15/08/04 12:26:12.33
>>1より
■砂川事件の伊達判決と最高裁判決
言うまでもないことだが、集団的自衛権問題の根源にあるのは、日米安保条約である。
日米安保条約の前文には、「両国が国際連合憲章に定める個別的又は集団的自衛の固有の
権利を有していることを確認し」とあるように、集団的自衛権の行使を前提としている。
したがって、日本が集団的自衛権を行使しないようにする最も確実な方法は、
日米安保条約を廃棄することである。
米軍が日本に駐留しているのは、サンフランシスコ平和条約調印と同時に日米安保条約を
締結したからである。「陸海空軍その他の戦力は、これを保持しない」とした憲法9条2項と
米軍の駐留という日米安保体制の併存は、普通に考えれば矛盾であり、欺瞞としか
いいようのないものである。
砂川事件での東京地裁の伊達判決(1959年)が、「日本政府がアメリカ軍の駐留を許容
したのは、指揮権の有無、出動義務の有無にかかわらず、日本国憲法第9条2項前段によって
禁止される戦力の保持にあたり、違憲である」としたのは、憲法を素直に読む限り、
ある意味当然の判決であった。
これに対して、跳躍上告(高裁を飛ばして、いきなり最高裁に上告)された最高裁は、
「憲法第9条は日本が主権国として持つ固有の自衛権を否定しておらず、同条が禁止する
戦力とは、日本国が指揮・管理できる戦力のことであるから、外国の軍隊は戦力にあたらない。

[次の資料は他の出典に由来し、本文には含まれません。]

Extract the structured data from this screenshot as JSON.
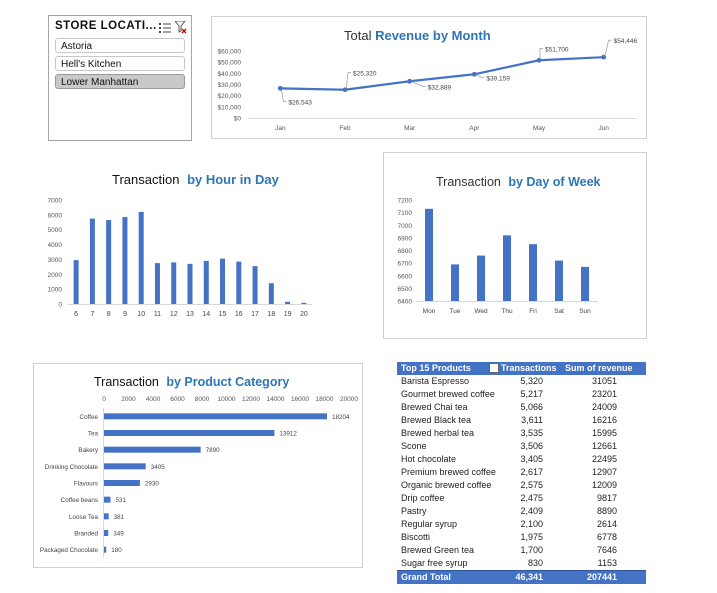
{
  "slicer": {
    "title": "STORE LOCATI...",
    "items": [
      {
        "label": "Astoria",
        "selected": false
      },
      {
        "label": "Hell's Kitchen",
        "selected": false
      },
      {
        "label": "Lower Manhattan",
        "selected": true
      }
    ]
  },
  "colors": {
    "bar": "#4472c4",
    "line": "#4472c4",
    "title_accent": "#2e75b6",
    "header": "#4472c4"
  },
  "chart_data": [
    {
      "type": "line",
      "title": "Total Revenue by Month",
      "title_parts": [
        "Total ",
        "Revenue by Month"
      ],
      "categories": [
        "Jan",
        "Feb",
        "Mar",
        "Apr",
        "May",
        "Jun"
      ],
      "values": [
        26543,
        25320,
        32889,
        39159,
        51700,
        54446
      ],
      "data_labels": [
        "$26,543",
        "$25,320",
        "$32,889",
        "$39,159",
        "$51,700",
        "$54,446"
      ],
      "y_ticks": [
        "$0",
        "$10,000",
        "$20,000",
        "$30,000",
        "$40,000",
        "$50,000",
        "$60,000"
      ],
      "ylim": [
        0,
        60000
      ],
      "grid": false
    },
    {
      "type": "bar",
      "title": "Transaction by Hour in Day",
      "title_parts": [
        "Transaction ",
        "by Hour in Day"
      ],
      "categories": [
        "6",
        "7",
        "8",
        "9",
        "10",
        "11",
        "12",
        "13",
        "14",
        "15",
        "16",
        "17",
        "18",
        "19",
        "20"
      ],
      "values": [
        2950,
        5750,
        5650,
        5850,
        6200,
        2750,
        2800,
        2700,
        2900,
        3050,
        2850,
        2550,
        1400,
        150,
        80
      ],
      "y_ticks": [
        "0",
        "1000",
        "2000",
        "3000",
        "4000",
        "5000",
        "6000",
        "7000"
      ],
      "ylim": [
        0,
        7000
      ]
    },
    {
      "type": "bar",
      "title": "Transaction by Day of Week",
      "title_parts": [
        "Transaction ",
        "by Day of Week"
      ],
      "categories": [
        "Mon",
        "Tue",
        "Wed",
        "Thu",
        "Fri",
        "Sat",
        "Sun"
      ],
      "values": [
        7130,
        6690,
        6760,
        6920,
        6850,
        6720,
        6670
      ],
      "y_ticks": [
        "6400",
        "6500",
        "6600",
        "6700",
        "6800",
        "6900",
        "7000",
        "7100",
        "7200"
      ],
      "ylim": [
        6400,
        7200
      ]
    },
    {
      "type": "bar",
      "orientation": "horizontal",
      "title": "Transaction by Product Category",
      "title_parts": [
        "Transaction ",
        "by Product Category"
      ],
      "categories": [
        "Coffee",
        "Tea",
        "Bakery",
        "Drinking Chocolate",
        "Flavours",
        "Coffee beans",
        "Loose Tea",
        "Branded",
        "Packaged Chocolate"
      ],
      "values": [
        18204,
        13912,
        7890,
        3405,
        2930,
        531,
        381,
        349,
        180
      ],
      "x_ticks": [
        "0",
        "2000",
        "4000",
        "6000",
        "8000",
        "10000",
        "12000",
        "14000",
        "16000",
        "18000",
        "20000"
      ],
      "xlim": [
        0,
        20000
      ]
    },
    {
      "type": "table",
      "columns": [
        "Top 15 Products",
        "Transactions",
        "Sum of revenue"
      ],
      "rows": [
        [
          "Barista Espresso",
          "5,320",
          "31051"
        ],
        [
          "Gourmet brewed coffee",
          "5,217",
          "23201"
        ],
        [
          "Brewed Chai tea",
          "5,066",
          "24009"
        ],
        [
          "Brewed Black tea",
          "3,611",
          "16216"
        ],
        [
          "Brewed herbal tea",
          "3,535",
          "15995"
        ],
        [
          "Scone",
          "3,506",
          "12661"
        ],
        [
          "Hot chocolate",
          "3,405",
          "22495"
        ],
        [
          "Premium brewed coffee",
          "2,617",
          "12907"
        ],
        [
          "Organic brewed coffee",
          "2,575",
          "12009"
        ],
        [
          "Drip coffee",
          "2,475",
          "9817"
        ],
        [
          "Pastry",
          "2,409",
          "8890"
        ],
        [
          "Regular syrup",
          "2,100",
          "2614"
        ],
        [
          "Biscotti",
          "1,975",
          "6778"
        ],
        [
          "Brewed Green tea",
          "1,700",
          "7646"
        ],
        [
          "Sugar free syrup",
          "830",
          "1153"
        ]
      ],
      "total": [
        "Grand Total",
        "46,341",
        "207441"
      ]
    }
  ]
}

したがって、アメリカ軍の駐留は憲法及び前文の趣旨に反しない。他方で、日米安全保障
条約のような高度な政治性をもつ条約については、一見してきわめて明白に違憲無効と
認められない限り、その内容について違憲かどうかの法的判断を下すことはできない」とした。
どう読んでも苦しい立論ではあるが、現実的対応に知恵を絞り出したものでもあり、
一概に批判はできないと思う。
護憲派学者は、このどちらの立場に立つのだろうか。おそらく伊達判決の立場に立つ学者が
多いはずだ。憲法論、法律論はともかく、政治的に、あるいは現実的に考えれば、
米軍の駐留は違憲であるという判決を下すわけにはいかなかったのである。
■憲法学者は日米安保体制をどう見ているのか
護憲派学者は、在日米軍の撤退、すなわち日米安保条約の廃棄を声高に叫んでこそ、
一貫した態度となる。これは自衛隊についても同様だ。6割以上の憲法学者が違憲だと
言うのであれば、「自衛隊即時解体」を主張すべきである。それが憲法学者としての
良心というものであろう。だが、こうした主張を寡聞にして聞かないというのは
どうしたことなのか。要するに、「自衛隊は戦力ではない」などのこれまでの
自民党政府の憲法解釈を事実上追認してきたということだ。この欺瞞的態度を
どう説明するのか。
護憲派は「憲法9条を守れ」「集団的自衛権反対」などと叫んでいるが、憲法9条を
守ってきたのは、憲法学者でも、護憲派でもない。歴代の自民党政府と内閣法制局である。
「自衛隊は戦力ではない」などという憲法解釈は、その最たるものであろう。
護憲派の多くは、自衛隊を毛嫌いしているが、自衛隊と日米安保条約こそが日本の平和を
守ってきたことは、争う余地のない現実である。ところが護憲派学者は、日本の安全保障
をどうするのか、まったく語っていない。安全保障論を語らずに、違憲論議だけを声高に
叫ぶのは、無責任の誹りを免れないことを護憲派学者は自覚すべきであろう。
「平和主義」という言葉があるが、本来、何もしないということではないはずだ。
「そもそもの『平和』という語が、『パックス』というラテン語から出ている」
(佐伯啓思『従属国家論』PHP新書)そうである。「パックス・ロマーナ」とは、
「ローマによる平和」であり、「パックス・アメリカーナ」は、「アメリカによる平和」
である。国際社会の平和を保つためには力が不可欠であることは論をまたない。
もちろん戦争などは誰も望んではいない。戦争の悲惨さを繰り返すことは、愚挙である。
だが愚挙がなくなるという保証はどこにもないのが、国際社会の現実である。